Jones and his partner, Adrian Kohler, of the Handspring Puppet Company, are the puppet masters responsible for the show's star — Joey, the titular steed. Joey is living a happy life in Devon with his master, the young Albert, when World War I begins. He is sold to the cavalry, takes part in horrific fighting and is captured by the Germans. Albert, still too young to fight, lies about his age, signs up anyway and heads to Europe to rescue him.

Joey is operated by three actors — two inside, controlling the body and legs, and one in front manipulating the head. He is "a little taller than the tallest natural horse," Jones says, and weighs nearly 80 pounds. "So if you add the weight of the rider," Kohler says, "and divide by half, that's how much [they're] carrying."

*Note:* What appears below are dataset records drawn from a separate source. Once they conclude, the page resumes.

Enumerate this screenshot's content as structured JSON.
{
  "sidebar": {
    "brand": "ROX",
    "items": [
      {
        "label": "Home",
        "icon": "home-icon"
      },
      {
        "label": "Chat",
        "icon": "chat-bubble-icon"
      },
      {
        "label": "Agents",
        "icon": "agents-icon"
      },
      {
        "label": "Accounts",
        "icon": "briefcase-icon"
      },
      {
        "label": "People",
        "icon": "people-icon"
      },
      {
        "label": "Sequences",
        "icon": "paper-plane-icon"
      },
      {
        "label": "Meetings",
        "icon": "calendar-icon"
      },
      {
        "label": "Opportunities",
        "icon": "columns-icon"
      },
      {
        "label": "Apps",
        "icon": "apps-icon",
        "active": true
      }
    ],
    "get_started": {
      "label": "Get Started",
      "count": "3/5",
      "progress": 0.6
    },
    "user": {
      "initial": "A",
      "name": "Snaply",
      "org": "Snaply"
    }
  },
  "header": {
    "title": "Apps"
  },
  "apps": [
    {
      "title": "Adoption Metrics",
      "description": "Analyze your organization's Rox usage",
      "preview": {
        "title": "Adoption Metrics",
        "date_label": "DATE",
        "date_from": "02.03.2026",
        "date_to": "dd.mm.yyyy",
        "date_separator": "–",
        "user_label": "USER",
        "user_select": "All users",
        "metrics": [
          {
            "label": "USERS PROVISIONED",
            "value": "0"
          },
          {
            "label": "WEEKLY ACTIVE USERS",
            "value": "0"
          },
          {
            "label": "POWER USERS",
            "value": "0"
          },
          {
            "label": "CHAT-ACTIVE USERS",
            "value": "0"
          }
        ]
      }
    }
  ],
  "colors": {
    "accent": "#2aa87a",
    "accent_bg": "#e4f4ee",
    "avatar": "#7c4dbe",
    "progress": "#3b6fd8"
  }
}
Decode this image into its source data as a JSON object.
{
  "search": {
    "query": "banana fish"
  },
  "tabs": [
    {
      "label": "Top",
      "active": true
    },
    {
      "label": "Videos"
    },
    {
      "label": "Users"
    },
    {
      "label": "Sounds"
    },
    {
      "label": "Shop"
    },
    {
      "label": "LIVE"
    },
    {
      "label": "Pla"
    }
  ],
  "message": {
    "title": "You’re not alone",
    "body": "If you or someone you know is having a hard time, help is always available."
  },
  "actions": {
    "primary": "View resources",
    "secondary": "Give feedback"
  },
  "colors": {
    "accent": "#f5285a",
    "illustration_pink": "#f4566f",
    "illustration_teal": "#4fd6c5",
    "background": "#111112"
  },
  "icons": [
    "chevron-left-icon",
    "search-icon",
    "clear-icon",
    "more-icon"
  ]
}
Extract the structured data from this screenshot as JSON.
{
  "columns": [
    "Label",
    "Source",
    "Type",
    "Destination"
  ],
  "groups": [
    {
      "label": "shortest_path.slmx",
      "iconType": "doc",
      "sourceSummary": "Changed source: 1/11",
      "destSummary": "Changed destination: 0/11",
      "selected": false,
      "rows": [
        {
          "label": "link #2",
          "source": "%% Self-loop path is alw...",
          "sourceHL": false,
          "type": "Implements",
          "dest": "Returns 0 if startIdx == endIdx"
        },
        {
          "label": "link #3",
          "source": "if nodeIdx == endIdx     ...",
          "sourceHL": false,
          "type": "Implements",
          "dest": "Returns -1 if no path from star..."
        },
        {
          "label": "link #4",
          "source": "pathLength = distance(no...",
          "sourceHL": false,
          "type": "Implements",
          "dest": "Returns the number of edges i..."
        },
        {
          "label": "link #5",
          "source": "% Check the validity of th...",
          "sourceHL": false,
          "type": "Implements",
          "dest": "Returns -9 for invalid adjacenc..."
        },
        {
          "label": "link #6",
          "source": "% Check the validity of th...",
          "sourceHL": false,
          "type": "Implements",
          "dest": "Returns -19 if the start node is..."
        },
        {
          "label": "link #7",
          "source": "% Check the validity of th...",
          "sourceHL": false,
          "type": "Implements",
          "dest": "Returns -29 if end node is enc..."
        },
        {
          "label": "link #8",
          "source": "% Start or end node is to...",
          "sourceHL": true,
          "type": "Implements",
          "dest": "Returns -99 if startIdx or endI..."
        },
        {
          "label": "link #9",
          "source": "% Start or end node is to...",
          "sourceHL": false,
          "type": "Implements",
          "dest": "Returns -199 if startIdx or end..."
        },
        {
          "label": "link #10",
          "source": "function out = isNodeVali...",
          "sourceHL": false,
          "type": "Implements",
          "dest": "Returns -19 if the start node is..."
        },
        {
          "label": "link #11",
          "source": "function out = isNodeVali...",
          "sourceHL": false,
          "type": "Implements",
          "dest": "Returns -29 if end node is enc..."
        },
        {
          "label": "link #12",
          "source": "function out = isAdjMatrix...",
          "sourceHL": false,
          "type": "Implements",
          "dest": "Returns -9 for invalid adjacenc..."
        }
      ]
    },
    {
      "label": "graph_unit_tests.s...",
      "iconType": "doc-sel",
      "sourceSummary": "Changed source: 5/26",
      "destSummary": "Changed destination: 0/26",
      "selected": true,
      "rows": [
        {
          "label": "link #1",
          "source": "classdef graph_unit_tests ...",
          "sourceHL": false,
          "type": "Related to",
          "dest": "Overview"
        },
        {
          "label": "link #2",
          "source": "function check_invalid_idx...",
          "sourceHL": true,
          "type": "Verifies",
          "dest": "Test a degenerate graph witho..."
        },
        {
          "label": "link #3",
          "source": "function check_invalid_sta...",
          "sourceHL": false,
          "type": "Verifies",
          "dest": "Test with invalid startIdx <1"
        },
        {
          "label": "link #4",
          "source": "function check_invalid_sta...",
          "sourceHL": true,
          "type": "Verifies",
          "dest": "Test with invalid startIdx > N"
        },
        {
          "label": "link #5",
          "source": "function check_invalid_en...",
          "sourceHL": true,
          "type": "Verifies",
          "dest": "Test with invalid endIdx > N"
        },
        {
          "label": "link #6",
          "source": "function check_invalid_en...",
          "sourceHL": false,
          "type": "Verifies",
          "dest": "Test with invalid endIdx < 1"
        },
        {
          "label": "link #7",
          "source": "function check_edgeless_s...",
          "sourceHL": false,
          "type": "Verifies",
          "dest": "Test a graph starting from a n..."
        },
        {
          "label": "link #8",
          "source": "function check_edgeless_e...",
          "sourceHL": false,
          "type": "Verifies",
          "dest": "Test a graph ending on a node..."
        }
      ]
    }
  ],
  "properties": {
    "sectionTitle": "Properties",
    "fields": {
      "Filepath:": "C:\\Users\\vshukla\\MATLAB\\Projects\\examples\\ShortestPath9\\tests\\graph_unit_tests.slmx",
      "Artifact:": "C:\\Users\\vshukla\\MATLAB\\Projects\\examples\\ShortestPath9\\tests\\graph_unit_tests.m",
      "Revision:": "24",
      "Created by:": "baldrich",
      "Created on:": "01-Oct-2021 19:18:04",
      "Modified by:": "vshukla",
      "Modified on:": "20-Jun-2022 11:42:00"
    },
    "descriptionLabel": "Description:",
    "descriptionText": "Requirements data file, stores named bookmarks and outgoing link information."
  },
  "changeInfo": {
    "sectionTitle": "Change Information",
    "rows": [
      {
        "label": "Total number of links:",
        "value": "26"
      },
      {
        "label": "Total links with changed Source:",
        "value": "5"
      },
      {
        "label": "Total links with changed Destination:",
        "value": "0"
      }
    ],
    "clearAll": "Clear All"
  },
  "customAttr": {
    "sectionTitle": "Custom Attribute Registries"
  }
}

The National Theatre of Great Britain production, directed by Marianne Elliott and Tom Morris, has been selling out for over three years. It is based on a children's novel by Michael Morpurgo and was adapted by Nick Stafford. Morpurgo has said he chose to tell the story through the horse's eyes to convey "the universal suffering of that war in which ten million people died, and unknown millions of horses." Some historians estimate that of the million British horses sent to France from 1914 to 1918, only about 62,000 returned.

Making sure the puppeteers could support a rider was a major challenge, Kohler says. "We put a ladder between the shoulders of two puppeteers and put an actor sitting atop between them.... The ladder on the shoulders meant that the puppeteers' heads were sticking up, so we [later] put backpacks on the actors and raised the ladder higher."

They built a prototype horse around that possibility, with an aluminum bridge attached to the two backpacks. The horse's ears and tail add to the emotional components of the design.

Jones emphasizes the importance of the puppeteers: "It's an astonishing achievement — that these three actors can create such a powerful presence onstage."

Joey is part of a grand stable of puppet horses. "There are nine horses," Kohler says, "two crows, a goose, six soldiers..." Jones adds with a smile: "...and a partridge in a pear tree."